L’année dernière, Yamanashi Gakuin de Nishida Sensei l’avait emportée 3-2 contre IPU. Un remake de 2013 où cette fois-ci c’est l’université d’Okayama, coachée par Koga et Yano qui s’était imposée. 2015 pour une belle ?
Pas du tout ! Puisque IPU se faisait sortir en 1/8ème de finale par Tsukuba. 1-1 au bout des 5 combats mais plus de points marqués par la seconde nommée. C’est peu de dire que cette contre-performance contrariait Koga, visage et mâchoires fermés. A sa décharge, Natsumi Kuroki, l’une des ses meilleures protégées, n’était pas là pour cause de concours d’entrée dans la police.
En demi-finale, l’Université à la fleur de cerisier retrouvait Teikyo. 1-1 mais cette fois-ci c’est Teikyo qui gagnait « aux points ».
Dans l’autre partie de tableau, Yamanashi arrivait en finale sans vraiment avoir à forcer son talent. Juste une petite alerte en ¼ de finale contre le Kokushikan de Anzu Yamamoto.
En demi-finale, l’Université au même nom que sa préfecture, laminait Ryokoku 4-1.
C’était donc parti pour une finale Yamanashi – Teikyo.
Une rencontre qui s’avèrera tendue, fermée, voire cadenassée jusqu’au cinquième combat.
Tout juste aura-t-on pu apprécier le très joli tomoe-nage de la vive Christa Deguchi, 19ans, nippo-canadienne, vice-championne du monde juniors en 2014 lors du deuxième combat.
Tout se jouera donc lors du duel opposant les dernières combattantes. Deux lourdes qui pendant 4 minutes s’échinèrent à passer la hanche avant celle de son adversaire sans pour autant prendre trop de risques. Les quatre minutes s’égrènent. On sent bien que les initiatives sont calculées vu l’enjeu. Le chrono sonne. Voilà donc les deux équipes à égalité parfaite.

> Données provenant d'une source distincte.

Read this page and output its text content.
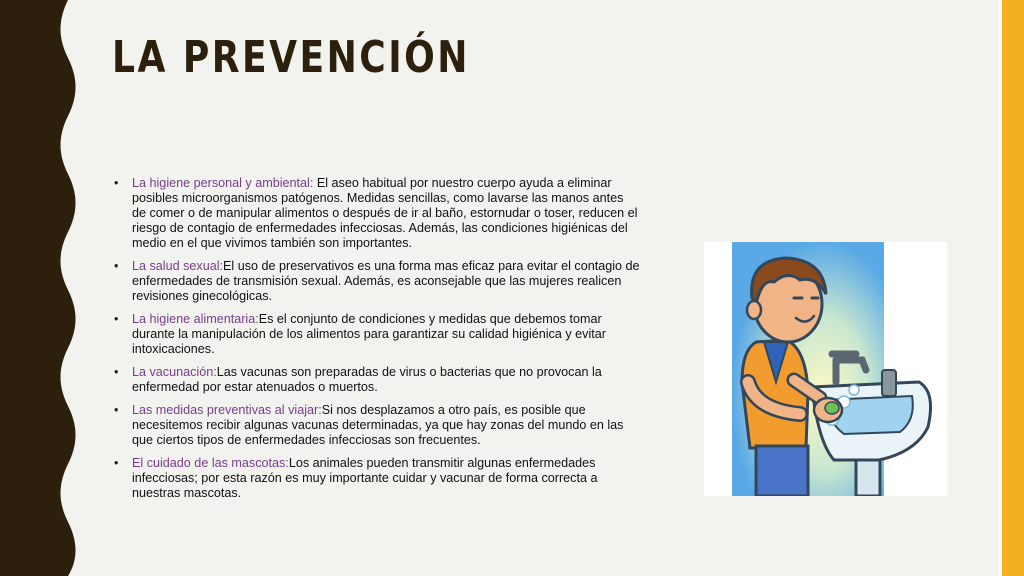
LA PREVENCIÓN
• La higiene personal y ambiental: El aseo habitual por nuestro cuerpo ayuda a eliminar posibles microorganismos patógenos. Medidas sencillas, como lavarse las manos antes de comer o de manipular alimentos o después de ir al baño, estornudar o toser, reducen el riesgo de contagio de enfermedades infecciosas. Además, las condiciones higiénicas del medio en el que vivimos también son importantes.
• La salud sexual:El uso de preservativos es una forma mas eficaz para evitar el contagio de enfermedades de transmisión sexual. Además, es aconsejable que las mujeres realicen revisiones ginecológicas.
• La higiene alimentaria:Es el conjunto de condiciones y medidas que debemos tomar durante la manipulación de los alimentos para garantizar su calidad higiénica y evitar intoxicaciones.
• La vacunación:Las vacunas son preparadas de virus o bacterias que no provocan la enfermedad por estar atenuados o muertos.
• Las medidas preventivas al viajar:Si nos desplazamos a otro país, es posible que necesitemos recibir algunas vacunas determinadas, ya que hay zonas del mundo en las que ciertos tipos de enfermedades infecciosas son frecuentes.
• El cuidado de las mascotas:Los animales pueden transmitir algunas enfermedades infecciosas; por esta razón es muy importante cuidar y vacunar de forma correcta a nuestras mascotas.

Le tirage au sort est effectuée et se sont… les deux mêmes combattantes qui vont devoir remettre le couvert immédiatement !
Avant de remonter sur le tapis, ces dernières, exténuées, sont encouragées et chouchoutées par leurs copines. En finissant de lui donner ses consignes, la coach de Teikyo se frappe du poing sur le cœur pour bien faire comprendre à sa combattante que le « kokoro » jouera un rôle fondamental dans sa possible victoire et qu’elle devra y puiser l’énergie nécessaire pour faire triompher l’équipe.
C’est donc reparti pour quatre minutes décisives. Les chants se lèvent des tribunes au moment où chacune d’elle re-rentre sur le tatami. Première séquence : la combattante de Yamanashi prend l’initiative avec sa main droite haute. Elle passe une jambe pour une tentative d’uchi-mata bien timide. Pas de danger pour celle de Teikyo. Matte.
Alors que tout le monde pense le combat va continuer, l’arbitre central fait le geste qui appelle ses deux assistants ! Un énorme « oh ! », mélange d’étonnement et d’incompréhension, monte des tribunes, surpris autant que nous par cette décision. La concertation ne dure pas longtemps. Les arbitres vont se rasseoir dans les coin. L’arbitre central commence à faire le geste d’une moulinette. Shido pour la fille de Teikyo ! Stupeur dans le Budokan. Pas de protestation, ni de sifflets ici dans ce temple du judo, mais on sent bien que le borborygme unanime de la salle marque un désaccord profond avec cette pénalité, beaucoup trop sévère.
Et là coup de théâtre. L’arbitre « jury » de la vidéo appelle l’arbitre central et lui intime l’ordre de changer de décision ! Ce qu’il fait en serrant les dents, au grand soulagement des spectateurs. Les circonstances du combat, qui décideront du vainqueur de la compétition entre deux filles épuisées qui devront aller au bout d’elles-mêmes, constituaient un scénario rêvé. Se le voir gâcher par une décision qui allait à l’encontre de ce qui constituait un condensé des conditions propres à mettre en exergue le côté samouraï du judo, pas question !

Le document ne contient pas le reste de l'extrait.